Par exemple, il y a quelques années, un groupe de réfugiés a décidé qu’il voulait fabriquer des guitares électriques pour en jouer pendant la fête de Noël. Je leur ai dit : « Nous sommes dans des camps sans électricité ». Ils m’ont dit de ne pas m’inquiéter : si je pouvais leur apporter les pièces, ils s’occuperaient du reste. Je me suis rendu en Thaïlande pour leur apporter les éléments demandés, et ils ont fabriqué trois belles guitares ! Ils ont même réussi à emprunter un générateur et des haut-parleurs et ils ont formé un groupe qui a joué à Noël et au jour de l’an.
Le pape François dit : « Personne ne se sauve tout seul. Soit nous sommes sauvés ensemble, soit nous ne sommes pas sauvés ». Comment ce message vous parle-t-il et votre expérience avec les personnes déplacées de force ?
Lorsque quelqu’un souffre, nous souffrons tous. Cela apparaît clairement avec les familles que nous aidons au Cambodge, dont certaines doivent faire face à des problèmes tels qu’un accès minimal à l’eau. Nous ne pouvons pas être en paix quand elles sont dans la détresse et que leur vie est menacée. Quant à moi, je réalise que j’ai besoin de l’aide de ma communauté jésuite et surtout des personnes que je sers. C’est mon ministère, mais ils me soutiennent avec leur amour, leur gentillesse, leurs sourires et leur esprit. Nous nous sauvons mutuellement. Au Centre Arrupe, il y a une communauté d’enfants, et nous les accueillons parce qu’ils n’ont pas de famille, ou sont très pauvres. Malgré leurs handicaps, ils sont joyeux et apportent de la joie et de la vie.
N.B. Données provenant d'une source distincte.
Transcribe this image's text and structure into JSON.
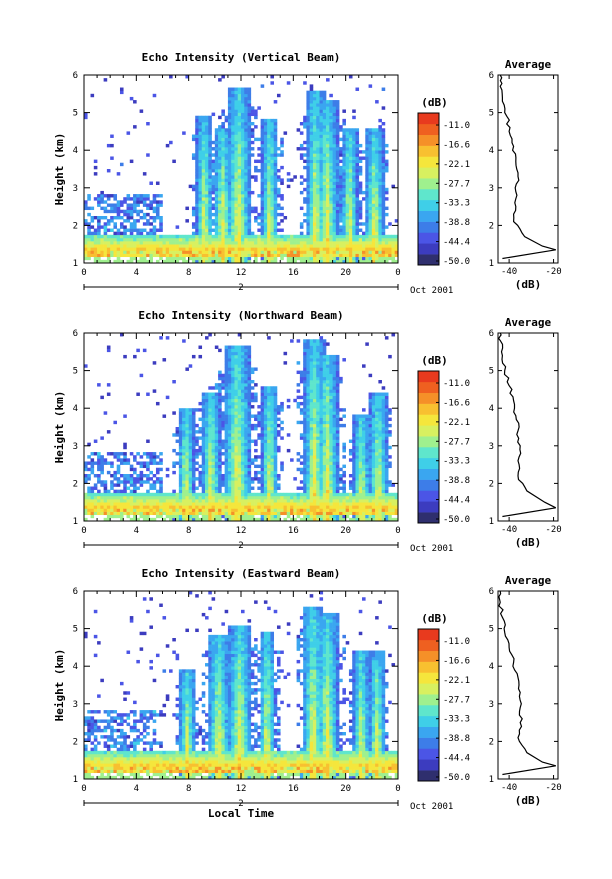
{
  "chart_data": [
    {
      "type": "heatmap",
      "title": "Echo Intensity (Vertical Beam)",
      "xlabel": "",
      "ylabel": "Height (km)",
      "xlim": [
        0,
        24
      ],
      "ylim": [
        1,
        6
      ],
      "x_ticks": [
        "0",
        "4",
        "8",
        "12",
        "16",
        "20",
        "0"
      ],
      "y_ticks": [
        "1",
        "2",
        "3",
        "4",
        "5",
        "6"
      ],
      "date_day": "2",
      "date_label": "Oct 2001",
      "colorbar_unit": "(dB)",
      "colorbar_ticks": [
        "-11.0",
        "-16.6",
        "-22.1",
        "-27.7",
        "-33.3",
        "-38.8",
        "-44.4",
        "-50.0"
      ],
      "profile": {
        "title": "Average",
        "xlabel": "(dB)",
        "x_ticks": [
          "-40",
          "-20"
        ],
        "y_ticks": [
          "1",
          "2",
          "3",
          "4",
          "5",
          "6"
        ],
        "xlim": [
          -45,
          -18
        ],
        "points": [
          [
            -19,
            1.35
          ],
          [
            -25,
            1.45
          ],
          [
            -33,
            1.7
          ],
          [
            -38,
            2.1
          ],
          [
            -37,
            2.5
          ],
          [
            -37,
            2.9
          ],
          [
            -36,
            3.3
          ],
          [
            -37,
            3.7
          ],
          [
            -38,
            4.1
          ],
          [
            -40,
            4.5
          ],
          [
            -41,
            4.9
          ],
          [
            -43,
            5.3
          ],
          [
            -44,
            5.7
          ],
          [
            -44,
            6.0
          ]
        ]
      }
    },
    {
      "type": "heatmap",
      "title": "Echo Intensity (Northward Beam)",
      "xlabel": "",
      "ylabel": "Height (km)",
      "xlim": [
        0,
        24
      ],
      "ylim": [
        1,
        6
      ],
      "x_ticks": [
        "0",
        "4",
        "8",
        "12",
        "16",
        "20",
        "0"
      ],
      "y_ticks": [
        "1",
        "2",
        "3",
        "4",
        "5",
        "6"
      ],
      "date_day": "2",
      "date_label": "Oct 2001",
      "colorbar_unit": "(dB)",
      "colorbar_ticks": [
        "-11.0",
        "-16.6",
        "-22.1",
        "-27.7",
        "-33.3",
        "-38.8",
        "-44.4",
        "-50.0"
      ],
      "profile": {
        "title": "Average",
        "xlabel": "(dB)",
        "x_ticks": [
          "-40",
          "-20"
        ],
        "y_ticks": [
          "1",
          "2",
          "3",
          "4",
          "5",
          "6"
        ],
        "xlim": [
          -45,
          -18
        ],
        "points": [
          [
            -19,
            1.35
          ],
          [
            -24,
            1.5
          ],
          [
            -32,
            1.8
          ],
          [
            -36,
            2.2
          ],
          [
            -36,
            2.6
          ],
          [
            -35,
            3.0
          ],
          [
            -36,
            3.4
          ],
          [
            -37,
            3.8
          ],
          [
            -38,
            4.2
          ],
          [
            -40,
            4.6
          ],
          [
            -42,
            5.0
          ],
          [
            -43,
            5.4
          ],
          [
            -44,
            5.8
          ],
          [
            -44,
            6.0
          ]
        ]
      }
    },
    {
      "type": "heatmap",
      "title": "Echo Intensity (Eastward Beam)",
      "xlabel": "Local Time",
      "ylabel": "Height (km)",
      "xlim": [
        0,
        24
      ],
      "ylim": [
        1,
        6
      ],
      "x_ticks": [
        "0",
        "4",
        "8",
        "12",
        "16",
        "20",
        "0"
      ],
      "y_ticks": [
        "1",
        "2",
        "3",
        "4",
        "5",
        "6"
      ],
      "date_day": "2",
      "date_label": "Oct 2001",
      "colorbar_unit": "(dB)",
      "colorbar_ticks": [
        "-11.0",
        "-16.6",
        "-22.1",
        "-27.7",
        "-33.3",
        "-38.8",
        "-44.4",
        "-50.0"
      ],
      "profile": {
        "title": "Average",
        "xlabel": "(dB)",
        "x_ticks": [
          "-40",
          "-20"
        ],
        "y_ticks": [
          "1",
          "2",
          "3",
          "4",
          "5",
          "6"
        ],
        "xlim": [
          -45,
          -18
        ],
        "points": [
          [
            -19,
            1.35
          ],
          [
            -25,
            1.45
          ],
          [
            -32,
            1.7
          ],
          [
            -36,
            2.1
          ],
          [
            -35,
            2.5
          ],
          [
            -35,
            2.9
          ],
          [
            -35,
            3.3
          ],
          [
            -36,
            3.7
          ],
          [
            -38,
            4.1
          ],
          [
            -40,
            4.5
          ],
          [
            -42,
            4.9
          ],
          [
            -43,
            5.3
          ],
          [
            -44,
            5.7
          ],
          [
            -44,
            6.0
          ]
        ]
      }
    }
  ]
}
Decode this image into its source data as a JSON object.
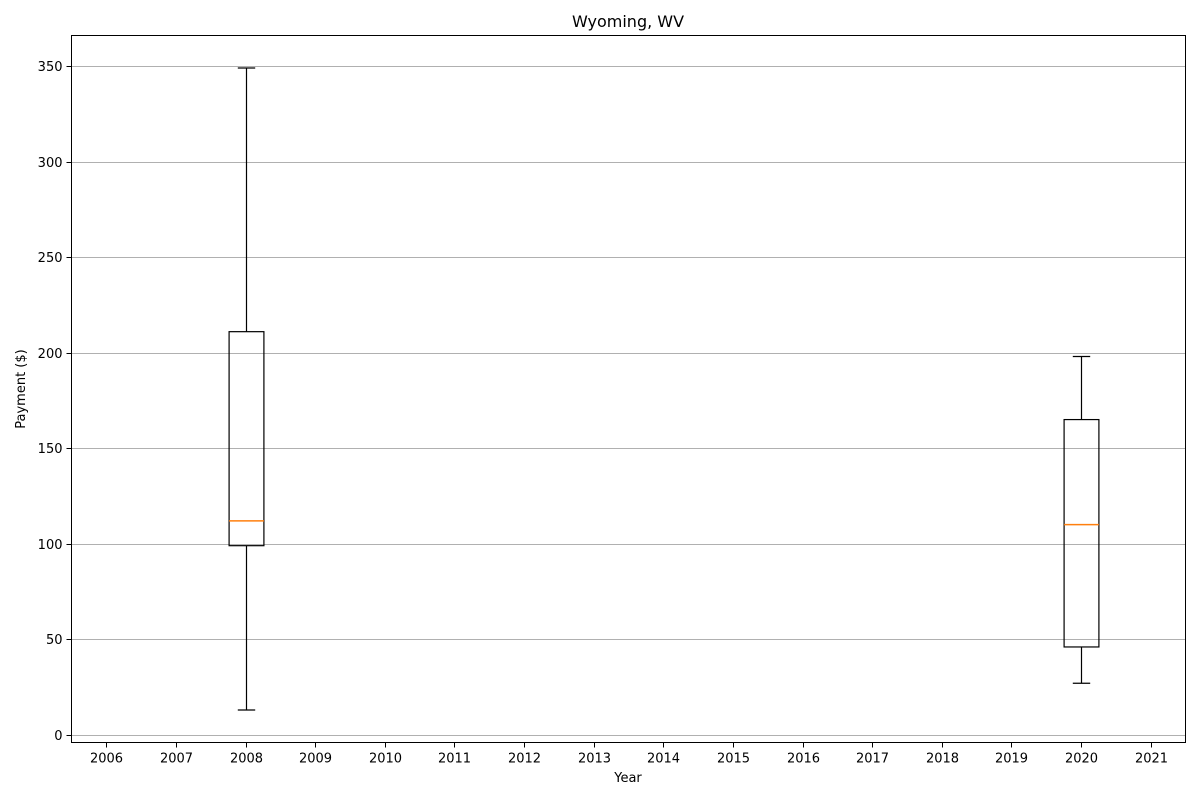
{
  "chart_data": {
    "type": "box",
    "title": "Wyoming, WV",
    "xlabel": "Year",
    "ylabel": "Payment ($)",
    "categories": [
      "2006",
      "2007",
      "2008",
      "2009",
      "2010",
      "2011",
      "2012",
      "2013",
      "2014",
      "2015",
      "2016",
      "2017",
      "2018",
      "2019",
      "2020",
      "2021"
    ],
    "ylim": [
      -4,
      366
    ],
    "yticks": [
      0,
      50,
      100,
      150,
      200,
      250,
      300,
      350
    ],
    "grid": "horizontal",
    "colors": {
      "box": "#000000",
      "median": "#ff7f0e",
      "grid": "#b0b0b0"
    },
    "boxes": [
      {
        "category": "2008",
        "whisker_low": 13,
        "q1": 99,
        "median": 112,
        "q3": 211,
        "whisker_high": 349
      },
      {
        "category": "2020",
        "whisker_low": 27,
        "q1": 46,
        "median": 110,
        "q3": 165,
        "whisker_high": 198
      }
    ]
  }
}
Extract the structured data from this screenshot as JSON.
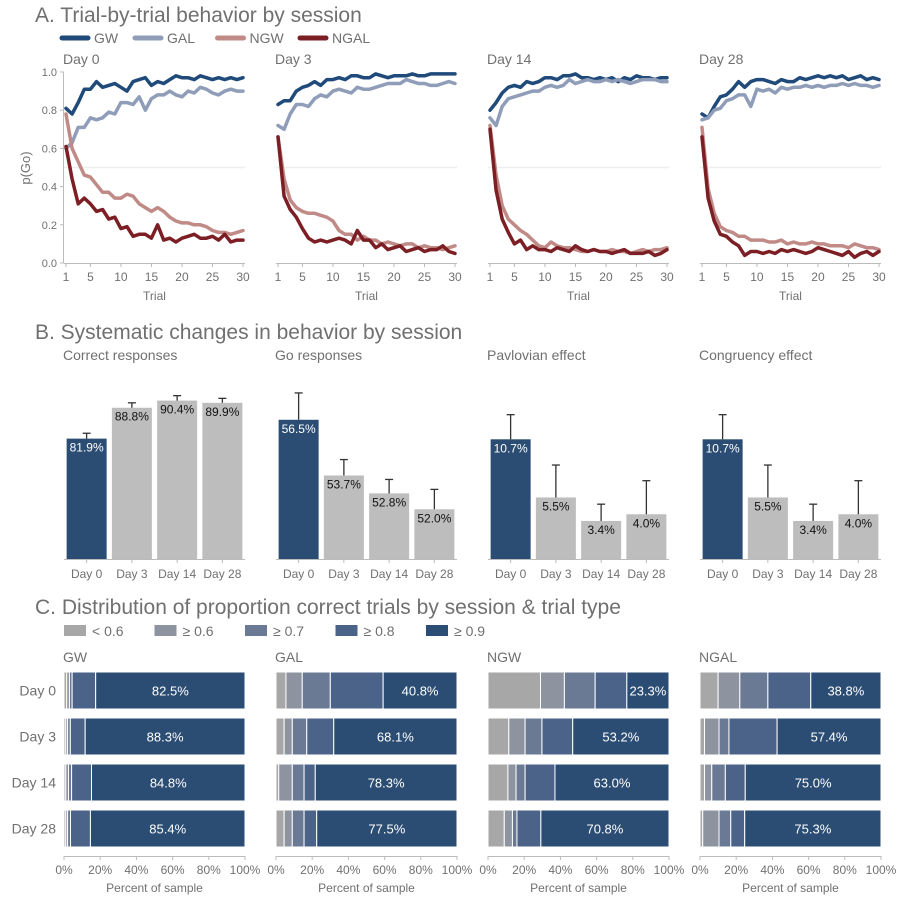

Ils font du centre un véritable foyer.
Les accidents dus aux mines terrestres ont aggravé la situation désespérée dans laquelle se trouvaient déjà les réfugiés dans les camps. Mais actuellement, il y a moins d’accidents et l’amélioration des routes a rendu l’accès aux hôpitaux plus facile. Des progrès importants ont également été réalisés dans les interventions médicales, ce qui a rendu les amputations moins fréquentes. Les Cambodgiens sont également devenus des experts en matière de mines terrestres, même au niveau mondial. Ils travaillent sur des projets en Afrique, au Moyen-Orient, en Asie centrale, etc. Ils ont su utiliser leur propre souffrance pour aider les autres.